Please don’t be too worried about me while I’m gone. Enjoy the light and breeze and I promise to come back soon. I haven’t completely lost my mind. I still know that all that stuff in my Hulu Queue isn’t going to watch itself.

I’ll rejoin you later today with stories of far away lands like WeHo and Santa Monica and – try to not have a heart attack – Silverlake. You can try to tell me that Fonuts has LaMill coffee and is less than 100 steps away from you, but there’s something special about drinking it in it’s home.

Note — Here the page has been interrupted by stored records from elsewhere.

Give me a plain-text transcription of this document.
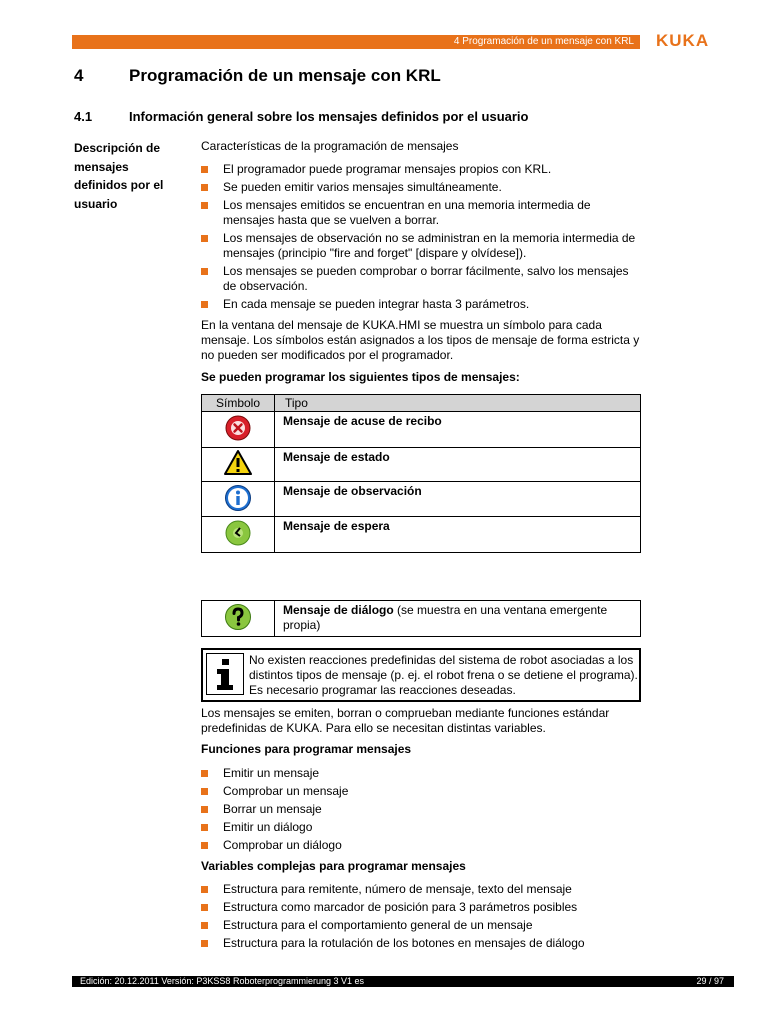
4 Programación de un mensaje con KRL	KUKA
4	Programación de un mensaje con KRL
4.1	Información general sobre los mensajes definidos por el usuario
Descripción de mensajes definidos por el usuario
Características de la programación de mensajes
El programador puede programar mensajes propios con KRL.
Se pueden emitir varios mensajes simultáneamente.
Los mensajes emitidos se encuentran en una memoria intermedia de mensajes hasta que se vuelven a borrar.
Los mensajes de observación no se administran en la memoria intermedia de mensajes (principio "fire and forget" [dispare y olvídese]).
Los mensajes se pueden comprobar o borrar fácilmente, salvo los mensajes de observación.
En cada mensaje se pueden integrar hasta 3 parámetros.
En la ventana del mensaje de KUKA.HMI se muestra un símbolo para cada mensaje. Los símbolos están asignados a los tipos de mensaje de forma estricta y no pueden ser modificados por el programador.
Se pueden programar los siguientes tipos de mensajes:
Símbolo	Tipo
	Mensaje de acuse de recibo
	Mensaje de estado
	Mensaje de observación
	Mensaje de espera
	Mensaje de diálogo (se muestra en una ventana emergente propia)
No existen reacciones predefinidas del sistema de robot asociadas a los distintos tipos de mensaje (p. ej. el robot frena o se detiene el programa). Es necesario programar las reacciones deseadas.
Los mensajes se emiten, borran o comprueban mediante funciones estándar predefinidas de KUKA. Para ello se necesitan distintas variables.
Funciones para programar mensajes
Emitir un mensaje
Comprobar un mensaje
Borrar un mensaje
Emitir un diálogo
Comprobar un diálogo
Variables complejas para programar mensajes
Estructura para remitente, número de mensaje, texto del mensaje
Estructura como marcador de posición para 3 parámetros posibles
Estructura para el comportamiento general de un mensaje
Estructura para la rotulación de los botones en mensajes de diálogo
Edición: 20.12.2011 Versión: P3KSS8 Roboterprogrammierung 3 V1 es	29 / 97
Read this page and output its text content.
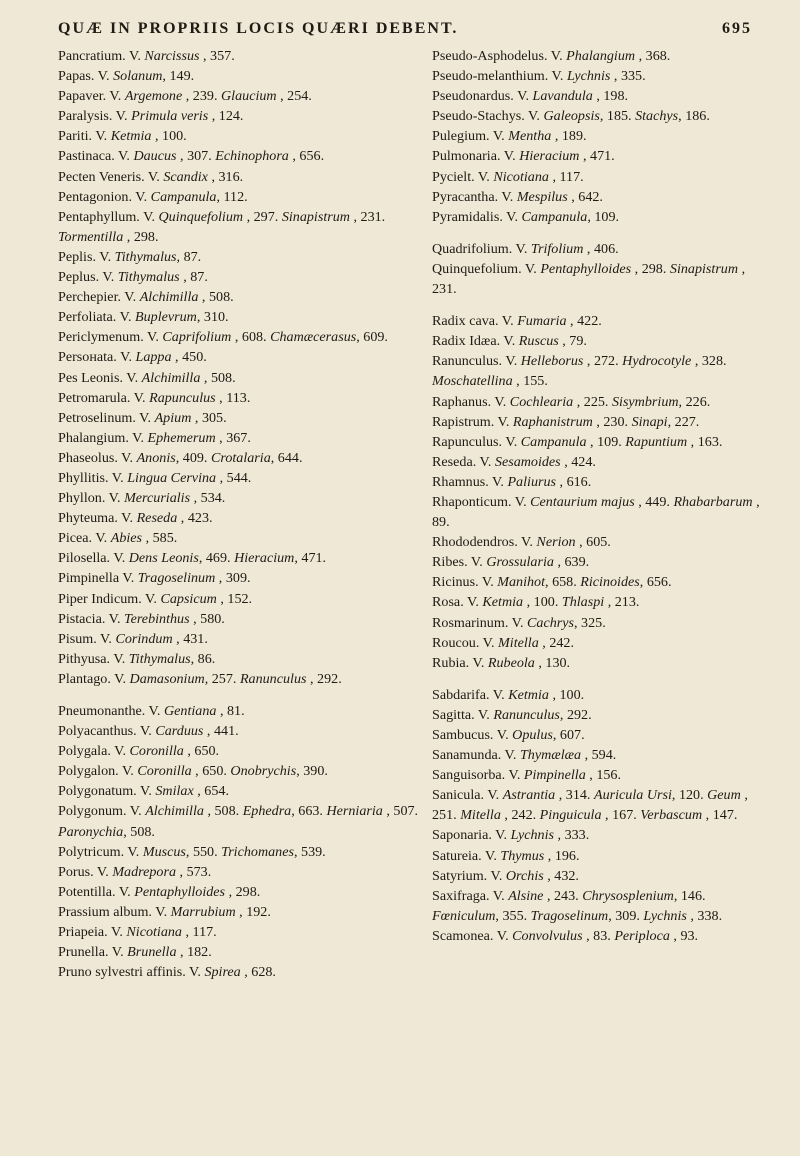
QUÆ IN PROPRIIS LOCIS QUÆRI DEBENT.	695

Pancratium. V. Narcissus , 357.

Papas. V. Solanum, 149.

Papaver. V. Argemone , 239. Glaucium , 254.

Paralysis. V. Primula veris , 124.

Pariti. V. Ketmia , 100.

Pastinaca. V. Daucus , 307. Echinophora , 656.

Pecten Veneris. V. Scandix , 316.

Pentagonion. V. Campanula, 112.

Pentaphyllum. V. Quinquefolium , 297. Sinapistrum , 231. Tormentilla , 298.

Peplis. V. Tithymalus, 87.

Peplus. V. Tithymalus , 87.

Perchepier. V. Alchimilla , 508.

Perfoliata. V. Buplevrum, 310.

Periclymenum. V. Caprifolium , 608. Chamæcerasus, 609.

Persoнata. V. Lappa , 450.

Pes Leonis. V. Alchimilla , 508.

Petromarula. V. Rapunculus , 113.

Petroselinum. V. Apium , 305.

Phalangium. V. Ephemerum , 367.

Phaseolus. V. Anonis, 409. Crotalaria, 644.

Phyllitis. V. Lingua Cervina , 544.

Phyllon. V. Mercurialis , 534.

Phyteuma. V. Reseda , 423.

Picea. V. Abies , 585.

Pilosella. V. Dens Leonis, 469. Hieracium, 471.

Pimpinella V. Tragoselinum , 309.

Piper Indicum. V. Capsicum , 152.

Pistacia. V. Terebinthus , 580.

Pisum. V. Corindum , 431.

Pithyusa. V. Tithymalus, 86.

Plantago. V. Damasonium, 257. Ranunculus , 292.

Pneumonanthe. V. Gentiana , 81.

Polyacanthus. V. Carduus , 441.

Polygala. V. Coronilla , 650.

Polygalon. V. Coronilla , 650. Onobrychis, 390.

Polygonatum. V. Smilax , 654.

Polygonum. V. Alchimilla , 508. Ephedra, 663. Herniaria , 507. Paronychia, 508.

Polytricum. V. Muscus, 550. Trichomanes, 539.

Porus. V. Madrepora , 573.

Potentilla. V. Pentaphylloides , 298.

Prassium album. V. Marrubium , 192.

Priapeia. V. Nicotiana , 117.

Prunella. V. Brunella , 182.

Pruno sylvestri affinis. V. Spirea , 628.

Pseudo-Asphodelus. V. Phalangium , 368.

Pseudo-melanthium. V. Lychnis , 335.

Pseudonardus. V. Lavandula , 198.

Pseudo-Stachys. V. Galeopsis, 185. Stachys, 186.

Pulegium. V. Mentha , 189.

Pulmonaria. V. Hieracium , 471.

Pycielt. V. Nicotiana , 117.

Pyracantha. V. Mespilus , 642.

Pyramidalis. V. Campanula, 109.

Quadrifolium. V. Trifolium , 406.

Quinquefolium. V. Pentaphylloides , 298. Sinapistrum , 231.

Radix cava. V. Fumaria , 422.

Radix Idæa. V. Ruscus , 79.

Ranunculus. V. Helleborus , 272. Hydrocotyle , 328. Moschatellina , 155.

Raphanus. V. Cochlearia , 225. Sisymbrium, 226.

Rapistrum. V. Raphanistrum , 230. Sinapi, 227.

Rapunculus. V. Campanula , 109. Rapuntium , 163.

Reseda. V. Sesamoides , 424.

Rhamnus. V. Paliurus , 616.

Rhaponticum. V. Centaurium majus , 449. Rhabarbarum , 89.

Rhododendros. V. Nerion , 605.

Ribes. V. Grossularia , 639.

Ricinus. V. Manihot, 658. Ricinoides, 656.

Rosa. V. Ketmia , 100. Thlaspi , 213.

Rosmarinum. V. Cachrys, 325.

Roucou. V. Mitella , 242.

Rubia. V. Rubeola , 130.

Sabdarifa. V. Ketmia , 100.

Sagitta. V. Ranunculus, 292.

Sambucus. V. Opulus, 607.

Sanamunda. V. Thymælæa , 594.

Sanguisorba. V. Pimpinella , 156.

Sanicula. V. Astrantia , 314. Auricula Ursi, 120. Geum , 251. Mitella , 242. Pinguicula , 167. Verbascum , 147.

Saponaria. V. Lychnis , 333.

Satureia. V. Thymus , 196.

Satyrium. V. Orchis , 432.

Saxifraga. V. Alsine , 243. Chrysosplenium, 146. Fœniculum, 355. Tragoselinum, 309. Lychnis , 338.

Scamonea. V. Convolvulus , 83. Periploca , 93.
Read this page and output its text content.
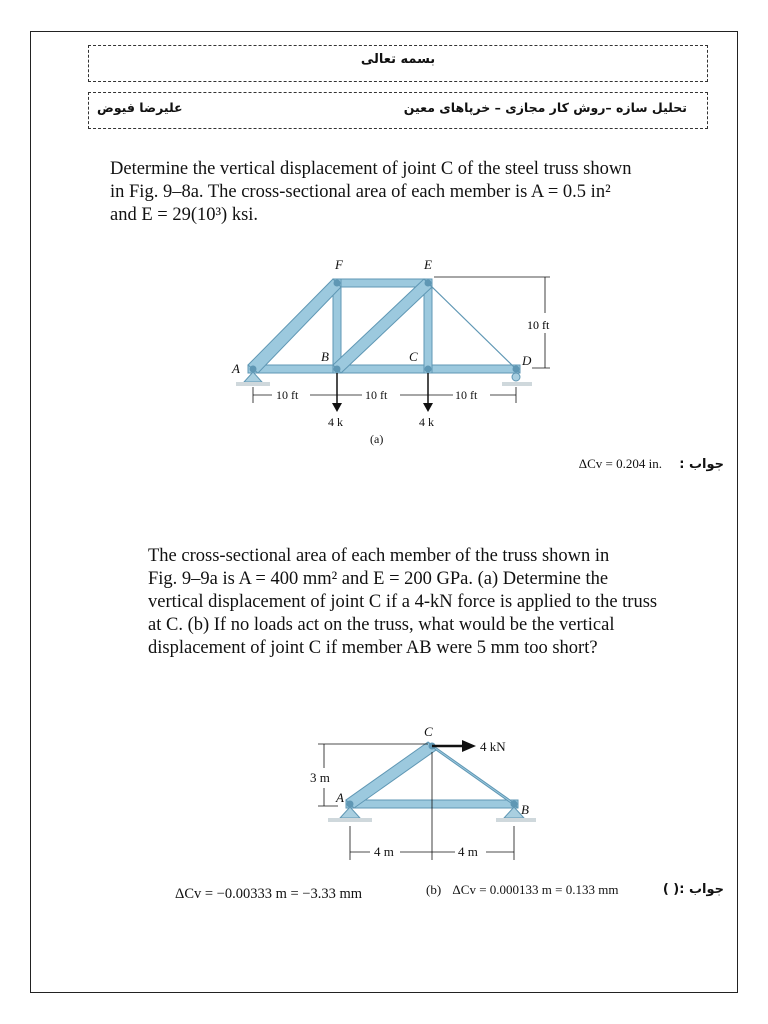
بسمه تعالی
تحلیل سازه –روش کار مجازی – خرپاهای معین
علیرضا فیوض
Determine the vertical displacement of joint C of the steel truss shown
in Fig. 9–8a. The cross-sectional area of each member is A = 0.5 in²
and E = 29(10³) ksi.
A
B	C	D
E
F
10 ft
10 ft	10 ft	10 ft
4 k	4 k
(a)
ΔCv = 0.204 in. جواب :
The cross-sectional area of each member of the truss shown in
Fig. 9–9a is A = 400 mm² and E = 200 GPa. (a) Determine the
vertical displacement of joint C if a 4-kN force is applied to the truss
at C. (b) If no loads act on the truss, what would be the vertical
displacement of joint C if member AB were 5 mm too short?
A
B
C
4 kN
3 m
4 m	4 m
ΔCv = −0.00333 m = −3.33 mm	(b) ΔCv = 0.000133 m = 0.133 mm	جواب :( )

Hold down the fort while I’m gone.

Love, Amy

An Open Letter To Dunsmuir and Detroit Streets

Dear Dunsmuir and Detroit Streets,

Hey, so I’m the girl who drove down both of you the wrong way last night. I’m really sorry about all of that. I had driven like fifty city miles and another fifty something on the freeways earlier in the day and was just trying to get myself and a friend from All About the Bread back to his house for an evening television extravaganza (and homemade cookies, OR SO I THOUGHT UNTIL I FOUND OUT MY “FRIEND” HAD EATEN THEM ALL LIKE THE LITTLE JERK HE IS). I was in a post-meatball-sub state of mind and there was no parking anywhere. Please forgive me for my wrongdoings. It won’t happen again because the lack of cookies was the final straw and I’ve ended this friendship, leaving me no reason to ever come near you again.

Love, Amy

P.S. Not to damage your sense of self or anything, but who the hell puts one way streets in your part of town?